To study the effects of orally administered xylitol, the diet of rats in studies I, III, IV and V was supplemented with xylitol (Xyrofin Co., Kotka, Finland). Xylitol concentrations in different groups were 5, 10 and 20% by weight (w/w). This corresponds to 50 g, 100 g and 200 g xylitol per 1 kg of the diet.
To compare the effects of different polyols, rats in study II were given a diet supplemented with either xylitol, D-glucitol (generally called sorbitol) (Serestar, Kreseld, Germany), D-mannitol (Sigma Chemical Co., St.Louis, MO) or meso-erythritol (generally called erythritol) (Fluka Chemie AG, Buchs, Switzerland). The polyol concentration in the diet was 1 mol/kg, corresponding to 152 g xylitol, 182 g sorbitol or D-mannitol and 122 g erythritol per 1 kg of the diet.

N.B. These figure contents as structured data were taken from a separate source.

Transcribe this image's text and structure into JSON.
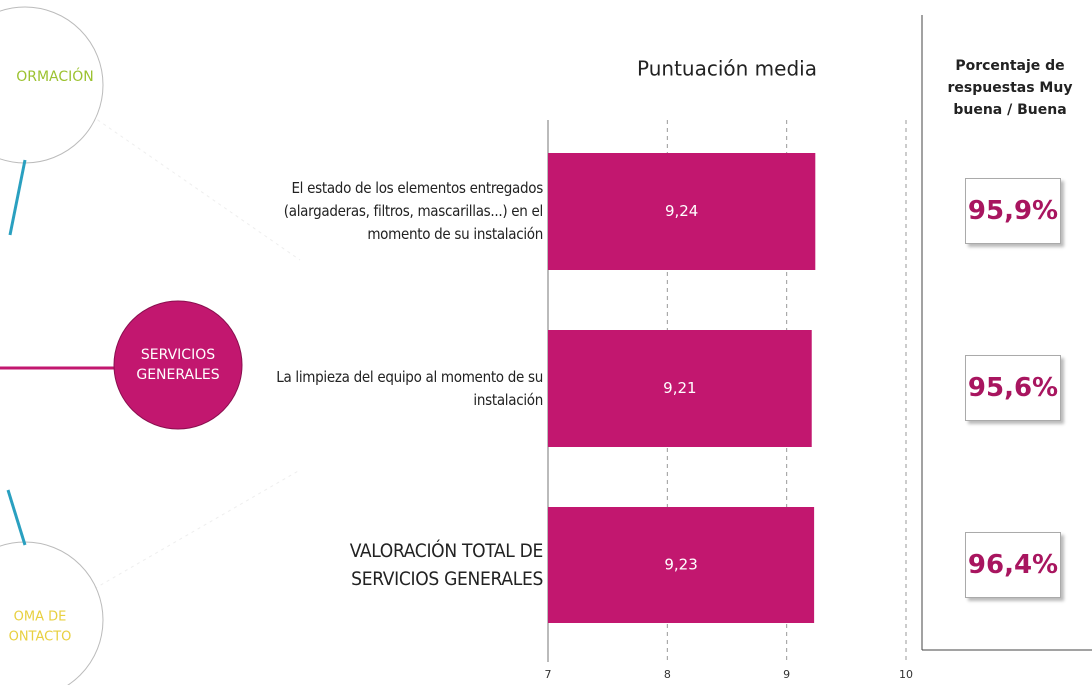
{
  "diagram": {
    "top_node": "ORMACIÓN",
    "center_node": "SERVICIOS GENERALES",
    "bottom_node_line1": "OMA DE",
    "bottom_node_line2": "ONTACTO"
  },
  "chart_data": {
    "type": "bar",
    "orientation": "horizontal",
    "title": "Puntuación media",
    "categories": [
      "El estado de los elementos entregados (alargaderas, filtros, mascarillas...) en el momento de su instalación",
      "La limpieza del equipo al momento de su instalación",
      "VALORACIÓN TOTAL DE SERVICIOS GENERALES"
    ],
    "values": [
      9.24,
      9.21,
      9.23
    ],
    "value_labels": [
      "9,24",
      "9,21",
      "9,23"
    ],
    "color": "#c2176f",
    "xlim": [
      7,
      10
    ],
    "xticks": [
      7,
      8,
      9,
      10
    ],
    "grid": true
  },
  "side_panel": {
    "header": "Porcentaje de respuestas Muy buena / Buena",
    "percentages": [
      "95,9%",
      "95,6%",
      "96,4%"
    ]
  }
}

To study the effects of dietary xylitol during experimental osteoporosis (studies III and V), three-month old female rats were bilaterally ovariectomized by the dorsal approach (Waynforth 1980). A single longitudinal skin incision was made on the dorsal midline at the level of the kidneys. The ovaries were exposed, and after ligating removed together with their surrounding fat, oviduct and a small portion of the uterus. Animals of the control group underwent sham operations, during which the ovary was exposed but left intact. The surgery was done under anesthesia, using a 1:1:2 mixture of Hypnorm (Janssen Pharmaceutica, Beerse, Belgium), Dormicum (F. Hoffmann-La Roche AG, Basel, Switzerland), and water, 0.2-0.4 ml/100 g body weight, intraperitoneally. At the end of the experimental period, the success of ovariectomy was confirmed by verifying the absence of any ovarian tissue, and noting the marked atrophy of uterine horns.